A medida busca recompor recursos de políticas sociais que foram reduzidos durante a tramitação do Orçamento. Segundo o governo, parlamentares redirecionaram verbas para ações de interesse próprio em ano eleitoral. O montante movimentado chegou a R$ 11,5 bilhões.

Como já havia sido apontado durante a tramitação, programas como o Pé-de-Meia e o Auxílio Gás sofreram cortes relevantes. Integrantes da equipe econômica afirmam que as programações do Executivo foram esvaziadas ao longo do processo.

O prazo para sanção do Orçamento de 2026 termina nesta quarta-feira (14), o que levou o Planalto a definir rapidamente a estratégia. De acordo com um integrante da equipe econômica, a opção pelo veto parcial e pelo remanejamento busca reduzir o risco de derrubada dos vetos pelo Congresso, o que poderia inviabilizar a recomposição das verbas.

Para executar o plano, o governo utilizará dispositivo da própria Lei Orçamentária Anual que autoriza a anulação de até 30% das despesas discricionárias para suplementar outras ações.
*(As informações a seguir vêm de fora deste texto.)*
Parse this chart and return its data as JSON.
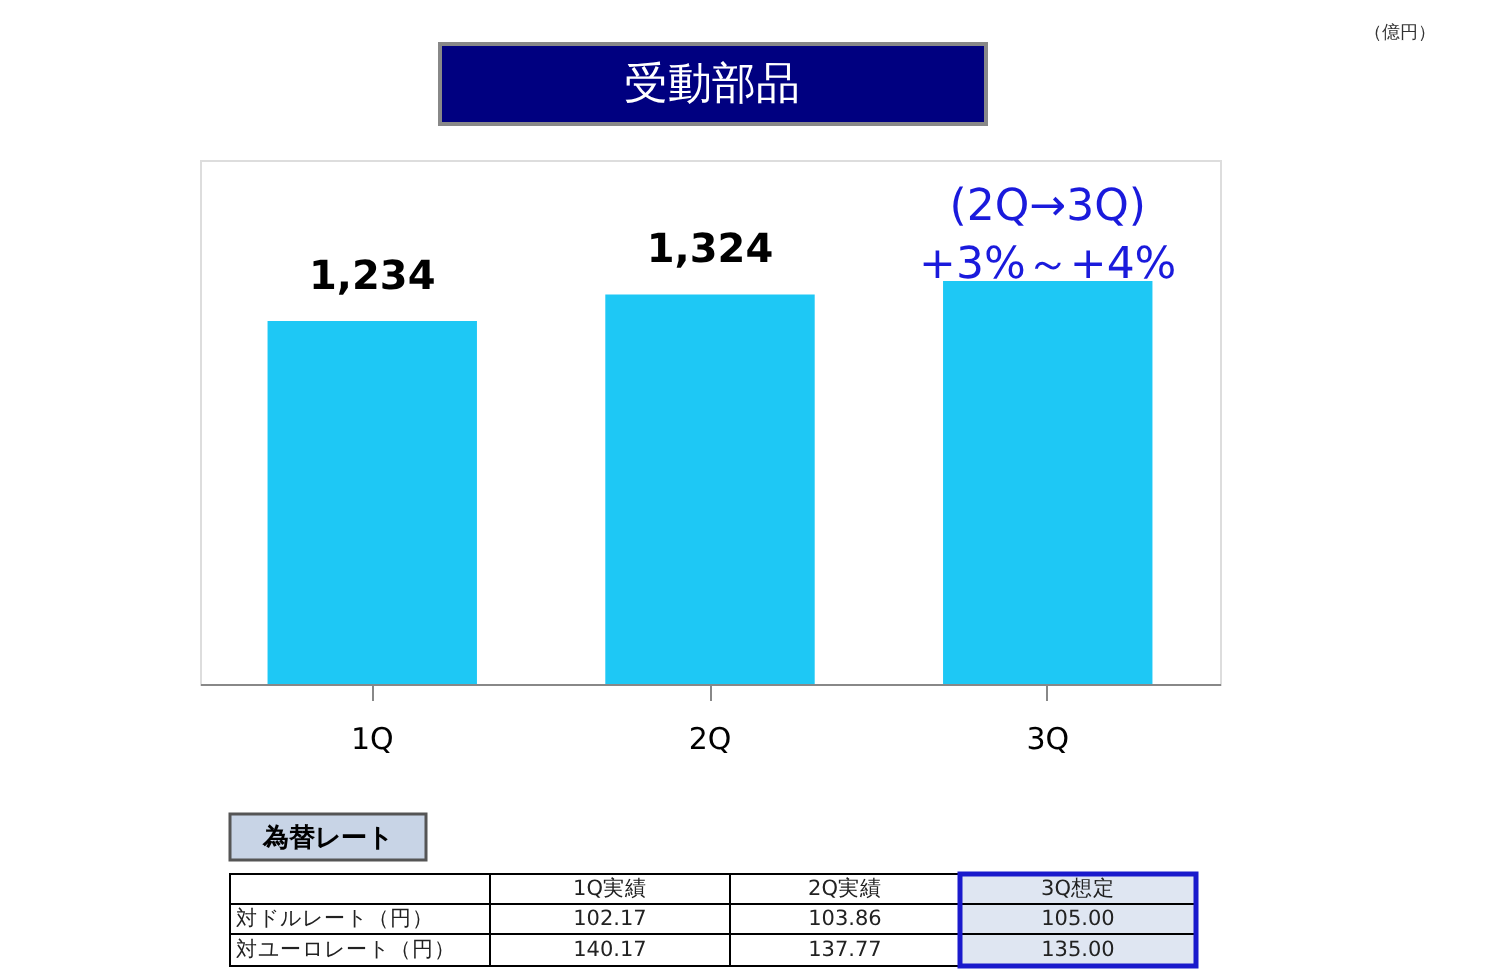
{
  "chart_data": {
    "type": "bar",
    "title": "受動部品",
    "categories": [
      "1Q",
      "2Q",
      "3Q"
    ],
    "values": [
      1234,
      1324,
      1370
    ],
    "value_labels": [
      "1,234",
      "1,324",
      null
    ],
    "color": "#1ec8f5",
    "grid": false,
    "tick_labels": "x",
    "annotations": [
      "（億円）",
      "(2Q→3Q)\n+3%～+4%",
      "為替レート",
      "1Q実績",
      "2Q実績",
      "3Q想定",
      "対ドルレート（円）",
      "102.17",
      "103.86",
      "105.00",
      "対ユーロレート（円）",
      "140.17",
      "137.77",
      "135.00"
    ]
  }
}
A regra foi mantida durante a tramitação após resistência inicial do relator, deputado Isnaldo Bulhões (MDB-AL), que chegou a defender um limite menor.

O veto aos R$ 400 milhões será fundamentado na lei complementar 210, que estabeleceu regras para a execução de emendas parlamentares após questionamentos sobre transparência. A norma fixa limites para verbas carimbadas e proíbe o cancelamento de despesas discricionárias do Executivo para redirecionamento a ações com destinatário específico.

Pelos limites legais de 2026, as emendas individuais somam R$ 26,6 bilhões; as de bancada, R$ 15,2 bilhões; e as de comissão, R$ 12,1 bilhões. Segundo o governo, parte dos R$ 11,5 bilhões movimentados extrapolou esses tetos, incluindo cerca de R$ 400 milhões com destinação específica, em desacordo com a legislação.

Durante a tramitação, o relator reduziu R$ 436 milhões do programa Pé-de-Meia e R$ 300,7 milhões do Auxílio Gás. Também houve cortes no seguro-desemprego, em bolsas da Capes e do CNPq, no abono salarial e em benefícios previdenciários, estes últimos após revisão da projeção do INPC.

O governo afirma que indicou as ações prioritárias para recomposição, mas que as orientações não foram integralmente seguidas pelos parlamentares.